High crude prices allied with an increase in non-oil export earnings to boost the UAE's total budget revenues to their highest level of Dh494 billion in 2012, according to the International Monetary Fund (IMF).
The 2012 income was nearly 12.5 per cent above the 2011 revenue of about Dh439.6 billion, the Washington-based Fund said in a report following a visit to the UAE by IMF team to prepare for its 2013 IV article on the country.
A breakdown showed oil export earnings surged to a record high of around Dh395.9 billion in 2012 from nearly Dh361.7 billion in 2011. Non-hydrocarbon revenue also swelled to Dh98.5 billion from Dh77.9 billion and are projected to continue rising to reach Dh105.3 billion in 2013 and Dh114 billion in 2014.
The increase in the UAE's revenue last year followed a surge in crude oil prices to their highest average of $112 a barrel while the country's oil output also remained at one of its highest levels of 2.6 million barrels per day.
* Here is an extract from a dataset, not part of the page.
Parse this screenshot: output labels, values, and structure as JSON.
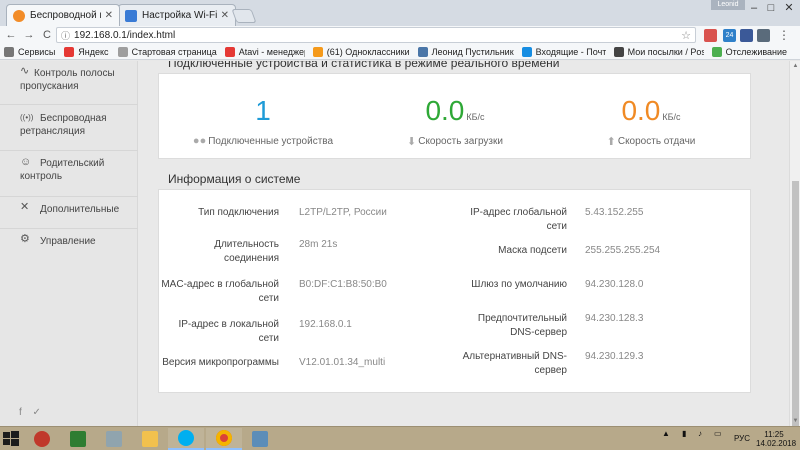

The IMF report showed the total value of the UAE's exports of crude oil, condensates and gas hit an all-time high of $112 billion in 2012 compared with $109.6 billion in 2011. The report forecast revenue to slip to $108 billion in 2013 and continue its decline to nearly $101 billion in 2014 and $97 billion in 2015.
The IMF did not specify the UAE's fiscal balance in 2012 but in 2011, the consolidated fiscal account (CFA) recorded a surplus of Dh71.5 billion although public expenditure remained at one of its highest levels.
The UAE, the second largest Arab economy, suffered from a CFA deficit of around Dh29.5 billion in 2010 as a result of lower oil prices and a sharp rise in spending as part of fiscal stimulus measures adopted by the government in the wake of the 2008 global financial distress.
But a surge of nearly 50 per cent in oil prices allowed the country to rebound into a surplus in 2011, accounting for nearly 5.3 per cent of GDP, according to the Washington-based Institute of International Finance (IIF). The UAE CFA includes the federal budget and public spending by each of the seven emirates.